寿司一番地茨木セントラルキッチン、2024年1月31日閉店-ライフフーズの持ち帰り寿司店、コロナ禍で多店舗化するも消滅へ

泉北高速鉄道グループの大阪府食品流通センター加工食品卸売場「こだわり食材市場」は、大手飲食グループ「ライフフーズ」のテイクアウト寿司店「寿司一番地茨木セントラルキッチン(茨木CK)」が2024年1月31日をもって閉店したことを2月8日に発表した。

コロナ禍で躍進した関西地盤のテイクアウト寿司店

寿司一番地はライフフーズのテイクアウト寿司店として2021年2月に1号店「寿司一番地尼崎店」を開店。開店当初は尼崎市内にある讃岐うどん業態「讃岐製麺尼崎西昆陽店」(2022年3月閉店)を「寿司一番地西昆陽セントラルキッチン(西昆陽CK)」として運用し、北大阪急行や阪神電鉄、京阪電鉄駅構内といった駅ナカ・駅近の好立地を活かした弁当惣菜・寿司の取扱いを行っていた。
ライフフーズは同年9月の「寿司一番地八尾リノアス店」開店を機に、コロナ禍で増加した大型商業施設の空き区画への店舗展開を開始。同社が経営課題としていた「新型コロナウイルス感染症拡大に伴う国内の外出自粛による消費マインドの低下や営業時間短縮」「事業環境の変化及び原材料価格やエネルギー価格の高騰」の対策として、出店コストの低い同業態は関西一帯に20店舗(催事店含む)近くまで拡大した。

大量閉店のすえ、セントラルキッチン閉鎖へ

寿司一番地は多店舗化にあわせ、大阪府食品流通センター加工食品卸売場「こだわり食材市場」(泉北高速鉄道系)に製販・配送拠点となる事実上の本店「寿司一番地茨木セントラルキッチン(茨木CK)」を開店。
既存店においても「大阪府中央卸売市場付帯加工食品卸売場発」を掲げ、卸売場直送の鮮度感と価格優位性の訴求を店頭で打ち出すようになった。

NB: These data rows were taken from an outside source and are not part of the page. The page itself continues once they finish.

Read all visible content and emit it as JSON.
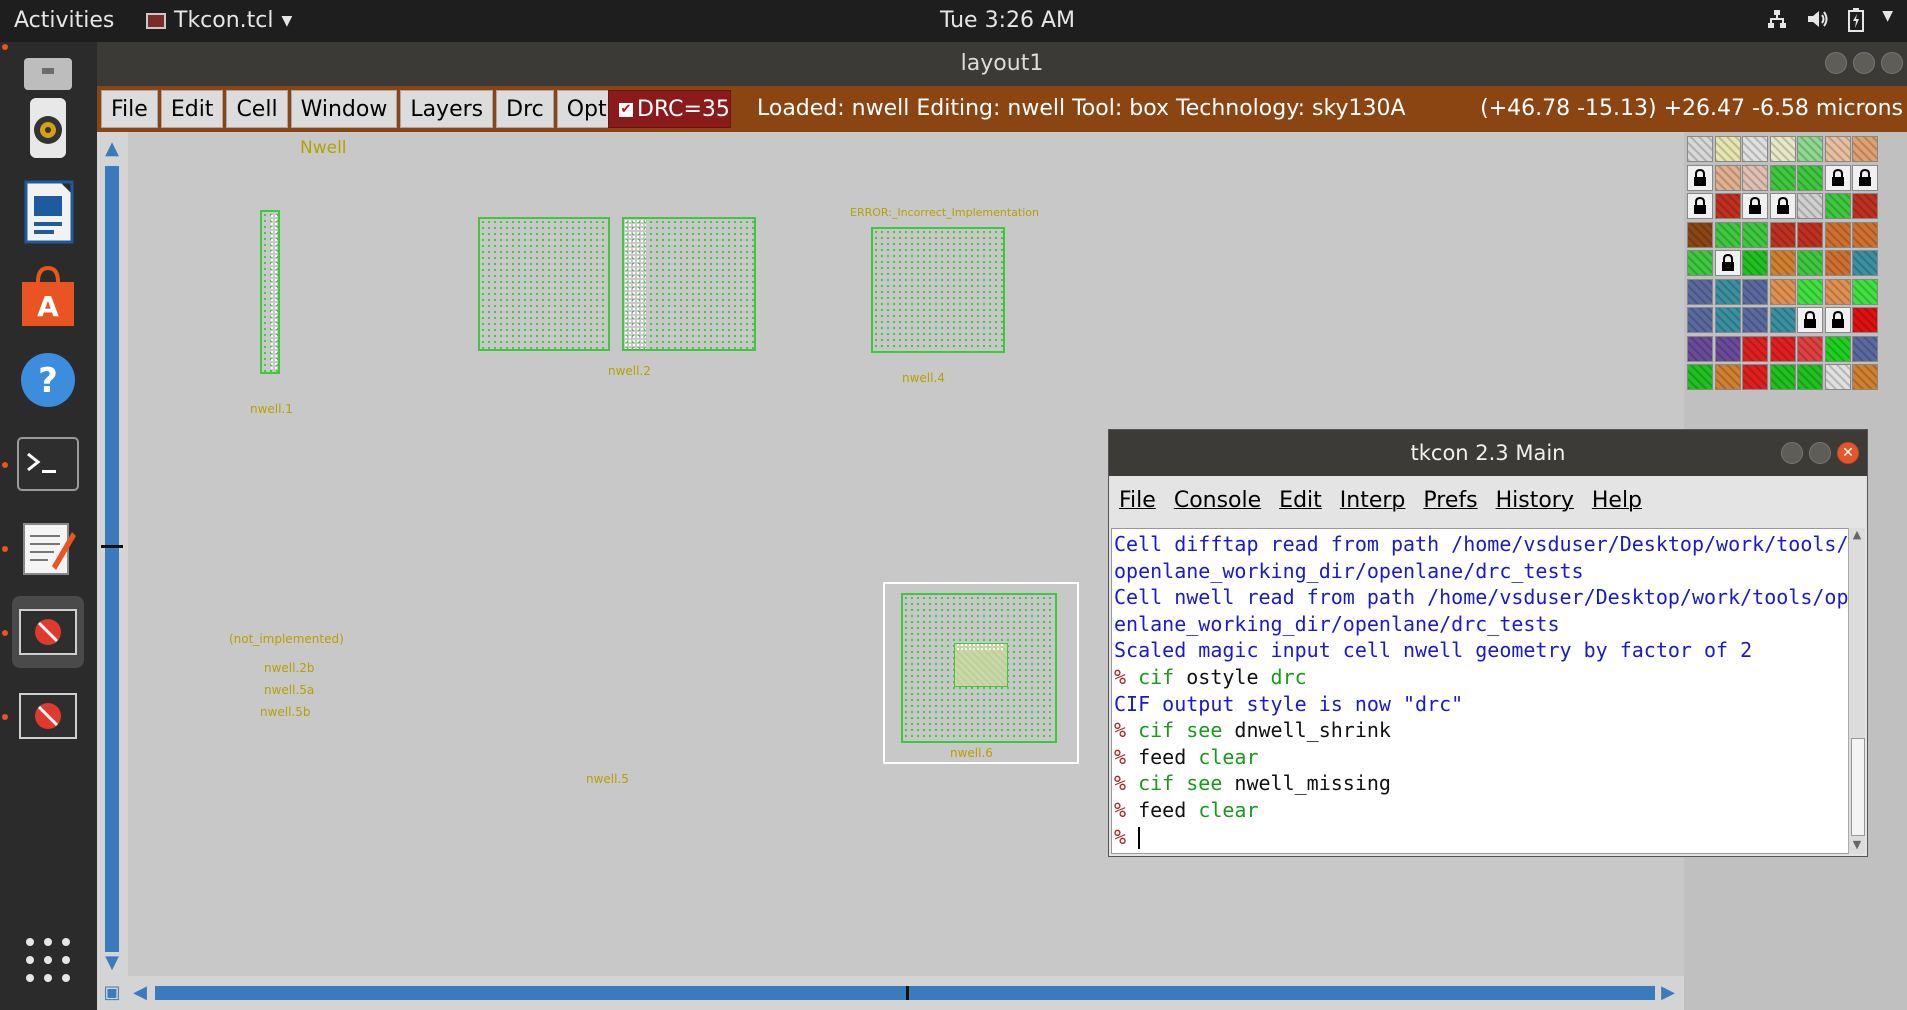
{
  "topbar": {
    "activities": "Activities",
    "app_name": "Tkcon.tcl",
    "clock": "Tue  3:26 AM"
  },
  "dock": {
    "items": [
      "Files",
      "Rhythmbox",
      "LibreOffice Impress",
      "Ubuntu Software",
      "Help",
      "Terminal",
      "Text Editor",
      "Application 1",
      "Application 2",
      "Show Applications"
    ]
  },
  "layout_window": {
    "title": "layout1"
  },
  "magic_menubar": {
    "menus": [
      "File",
      "Edit",
      "Cell",
      "Window",
      "Layers",
      "Drc",
      "Options"
    ],
    "drc_label": "DRC=35",
    "status": "Loaded: nwell Editing: nwell Tool: box  Technology: sky130A",
    "coords": "(+46.78 -15.13) +26.47 -6.58 microns"
  },
  "canvas": {
    "labels": {
      "nwell_top": "Nwell",
      "nwell_1": "nwell.1",
      "nwell_2": "nwell.2",
      "error_label": "ERROR:_Incorrect_Implementation",
      "nwell_4": "nwell.4",
      "not_implemented": "(not_implemented)",
      "nwell_2b": "nwell.2b",
      "nwell_5a": "nwell.5a",
      "nwell_5b": "nwell.5b",
      "nwell_5": "nwell.5",
      "nwell_6": "nwell.6"
    }
  },
  "tkcon": {
    "title": "tkcon 2.3 Main",
    "menus": [
      "File",
      "Console",
      "Edit",
      "Interp",
      "Prefs",
      "History",
      "Help"
    ],
    "output": {
      "line1": "Cell difftap read from path /home/vsduser/Desktop/work/tools/",
      "line2": "openlane_working_dir/openlane/drc_tests",
      "line3": "Cell nwell read from path /home/vsduser/Desktop/work/tools/op",
      "line4": "enlane_working_dir/openlane/drc_tests",
      "line5": "Scaled magic input cell nwell geometry by factor of 2",
      "cmd1_a": "cif",
      "cmd1_b": " ostyle ",
      "cmd1_c": "drc",
      "line6": "CIF output style is now \"drc\"",
      "cmd2_a": "cif see",
      "cmd2_b": " dnwell_shrink",
      "cmd3_a": "feed ",
      "cmd3_b": "clear",
      "cmd4_a": "cif see",
      "cmd4_b": " nwell_missing",
      "cmd5_a": "feed ",
      "cmd5_b": "clear",
      "prompt": "%"
    }
  },
  "colors": {
    "menubar_bg": "#8b4513",
    "drc_bg": "#8b1b1b",
    "canvas_bg": "#c8c8c8",
    "nwell_green": "#3ec83e",
    "label_yellow": "#b5a100",
    "scroll_blue": "#3b7bbd"
  }
}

寿司一番地茨木CK。(画像:泉北高速鉄道こだわり食材市場)

一方、同業態は主力業態である「ザめしや」「街かど屋」「讃岐製麺」と異なり、発足当初より公式サイトでの取扱いもなく、東証上場企業という運営主体や関西一帯に広がる店舗網とは対照的に、一般消費者向けの販促がなされているとは言い難い状態にあった。
同業態はコロナ禍という時流の変化を捉え、最盛期には関西一帯に店舗網を拡大したもの、わずか2年ほどの歴史に幕をおろすこととなった。